Tiffany Aching stands still, and she thinks for a moment that she can see the futures spreading around her. This is what witchcraft is, she thinks: standing still, and seeing. She thinks, for a moment, that she could reach out and — choose. There’s always a choice, she thinks. There will always be a choice. Close your eyes, and reach out and look at that, all those lives, so close you could almost touch them — and then —

Tiffany Aching is almost seventeen years old. She is smart, and she is busy, and she is brave. She knows how to make good cheese, and she knows her own mind. She does not believe in fate. She knows how to work hard, and how to hold onto what’s hers. She knows that magic is still magic when you know how it’s done.

She knows how magic is done. No, more: she knows how she does magic.

Chalk hills, Tiffany thinks, flint bones. And: if there is a price, then I choose to pay. If it is my death, then I choose to die.
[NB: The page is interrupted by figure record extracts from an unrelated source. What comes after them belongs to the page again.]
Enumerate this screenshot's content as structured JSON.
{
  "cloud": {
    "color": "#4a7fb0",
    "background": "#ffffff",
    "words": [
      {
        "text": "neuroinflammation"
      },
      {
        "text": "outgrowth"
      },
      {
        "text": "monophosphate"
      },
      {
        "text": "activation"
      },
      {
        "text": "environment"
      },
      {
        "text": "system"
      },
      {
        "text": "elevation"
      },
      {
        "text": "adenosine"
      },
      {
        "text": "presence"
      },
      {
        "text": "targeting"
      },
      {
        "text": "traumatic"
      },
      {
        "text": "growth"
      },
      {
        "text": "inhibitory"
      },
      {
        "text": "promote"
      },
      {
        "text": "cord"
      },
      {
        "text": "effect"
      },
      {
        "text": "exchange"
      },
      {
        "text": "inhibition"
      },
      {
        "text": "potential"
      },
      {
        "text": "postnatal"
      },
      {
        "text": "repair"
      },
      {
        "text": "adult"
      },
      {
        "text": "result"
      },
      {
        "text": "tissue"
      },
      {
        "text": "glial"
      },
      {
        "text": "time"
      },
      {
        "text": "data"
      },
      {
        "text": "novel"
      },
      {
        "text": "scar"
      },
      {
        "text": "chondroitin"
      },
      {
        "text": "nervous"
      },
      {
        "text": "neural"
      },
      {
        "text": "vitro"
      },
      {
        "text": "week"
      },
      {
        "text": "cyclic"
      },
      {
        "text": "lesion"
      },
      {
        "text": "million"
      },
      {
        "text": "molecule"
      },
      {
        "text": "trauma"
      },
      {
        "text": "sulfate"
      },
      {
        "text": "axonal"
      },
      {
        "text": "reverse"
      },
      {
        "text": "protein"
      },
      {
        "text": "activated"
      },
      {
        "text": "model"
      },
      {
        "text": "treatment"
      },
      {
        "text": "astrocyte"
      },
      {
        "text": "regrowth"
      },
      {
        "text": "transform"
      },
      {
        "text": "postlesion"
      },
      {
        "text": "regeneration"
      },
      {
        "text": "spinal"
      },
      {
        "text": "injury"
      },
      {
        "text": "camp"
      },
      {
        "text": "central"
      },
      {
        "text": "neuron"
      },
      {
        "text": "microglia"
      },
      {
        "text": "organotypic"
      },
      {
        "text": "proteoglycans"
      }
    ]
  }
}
And: every step is a first step.

And: listen.

And: the same trick never works twice

Tiffany Aching opens her eyes, and she steps into the future.

1 Tarantella seems determined to live up to her name, and Tiffany thinks that eventually she may be able to do so without self-injury.

Notes:

The fairytale Tiffany is thinking about here is known in our world as "Tam Lin," but I imagine that on the Discworld it's called something quite different.

Note to recipient: I was inspired by the description in your prompt of Tiffany's relationship with Preston as "possibly Tiffany's greatest challenge." I started thinking about the challenges Tiffany will be facing in the wake of I Shall Wear Midnight, and about some of the ways her relationship with Preston will challenge her, and this is what happened! Happy Yuletide.